Gartner predicts that by 2026, half of executives will be required to manage their performance based on these four areas as part of their employment contract with their company! They’ll have to think strategically, take risks prudently, build reputation, and ensure sound finances. Companies that don’t move toward this type of leadership structure may lose talented execs who want more security for themselves and their families when taking risks for the company.
Why Are The C-Suite Likely To Be Exposed To Greater Risk?
The c-suite is likely to be exposed to greater risk for a number of reasons. First, they are often the most senior members of an organization and have access to sensitive information. They are often responsible for making decisions that can significantly impact the organization, both positive and negative. They typically have a sizable financial stake in the organization and its success or failure. They are often under pressure to meet unrealistic deadlines or goals, which can lead to shortcuts being taken. Their influence may extend beyond the organization (e.g., via social media).
C-level executives are more likely than other employees to have expertise in multiple areas (e.g., marketing, finance), which can increase their risk exposure. In some instances, one person may hold two or more roles at once within an organization, which multiplies their potential exposure to risk by their various areas of responsibility.
Gartner’s prediction does not imply that risk is necessarily acceptable or legal. Instead, it is a prediction about what we are likely to see regarding strategic decisions made by c-suite executives regarding managing their risk exposure. We expect c-suite executives will want employment contracts with built-in performance requirements related to managing risk.
The Future of Risk Management: Gartner’s 8th Prediction
Consider investing in cybersecurity as an investment in the company and give it a top priority. According to Gartner’s forecasts, 60% of firms will utilize cybersecurity risk as a key consideration when performing third-party transactions and business engagements by 2025.
By 2025, 80% of businesses will have adopted a plan to consolidate access to the online, cloud, and private application services through a single vendor’s secured service edge (SSE) platform.
By 2026, the employment contracts of 50% of C-level executives will include risk-related performance objectives. More than three years ago, progressive board directors began holding CEOs responsible for their environmental, social, and governance (ESG) activities. Pay for CIOs is based on how much their departments help remove barriers to increased revenue and, most critically, how well they support sales in generating that revenue. Similar to how a CEO needs to be an expert at ESG efforts, risk management is a fundamental ability that both a CIO and CISO need to excel in their jobs. Background evidence has been accumulating progressively in favor of this prognosis for years.
Half of the C-level executives will have employment contracts by 2026 that include risk-related performance objectives.
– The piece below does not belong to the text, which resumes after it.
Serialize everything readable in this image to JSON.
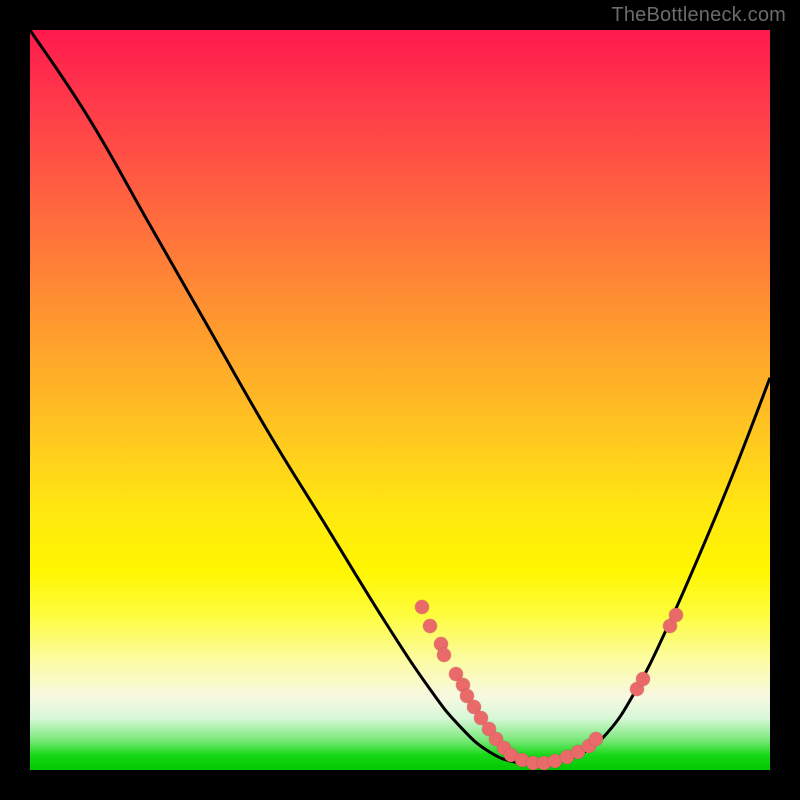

Boards now view cybersecurity as a commercial risk as well as a technical problem. As a result, senior business leaders will take over responsibility for cybersec from cybersecurity executives.
Who Else Might Be Affected?
Shareholders and board members will likely be affected by this prediction as well. For public companies, this could mean increased scrutiny from investors and regulators. And for private companies, this could mean more pressure to disclose information about risks. Employees could also be affected, as their jobs may become more at risk if their bosses don’t meet these new performance requirements. The downside is that it can result in overcompensation on the employer’s part, but overall, Gartner believes it is a positive trend because it forces executives to think more deeply about their risk management strategies.
How might you be affected? You might not see any changes immediately, but you should start thinking about how your job functions concerning risk. It might affect how you manage projects or interact with colleagues or clients, and there are always opportunities to make improvements where needed. Continue reading below to find out what Gartner predicts next!
Don’t Ignore Security Basics
If you’re like most people, you probably take security basics for granted. After all, who doesn’t lock their doors at night or keep their valuables hidden away? But the truth is, security basics are just as important for businesses as for individuals. Why? Well, because cybercriminals aren’t interested in whether you have a nice lawn and shiny porch light – they only care about what makes them money, and that can be your data.
Even though companies are becoming more aware of the importance of security, they are still making basic mistakes that leave them vulnerable to attack.
Here are some security basics that every company should follow:
1) Use strong passwords;
2) Don’t install software from unknown sources;
3) Don’t click on suspicious links; and
4) Report any suspicious activity to the IT department.
Evolve Your Security Strategy
Your organization must evolve its security strategy to stay ahead of the curve. Here are five ways to do just that:
1) Increase business awareness about cybersecurity risks by providing ongoing education for employees and management about threats in their industry and how they might be affected.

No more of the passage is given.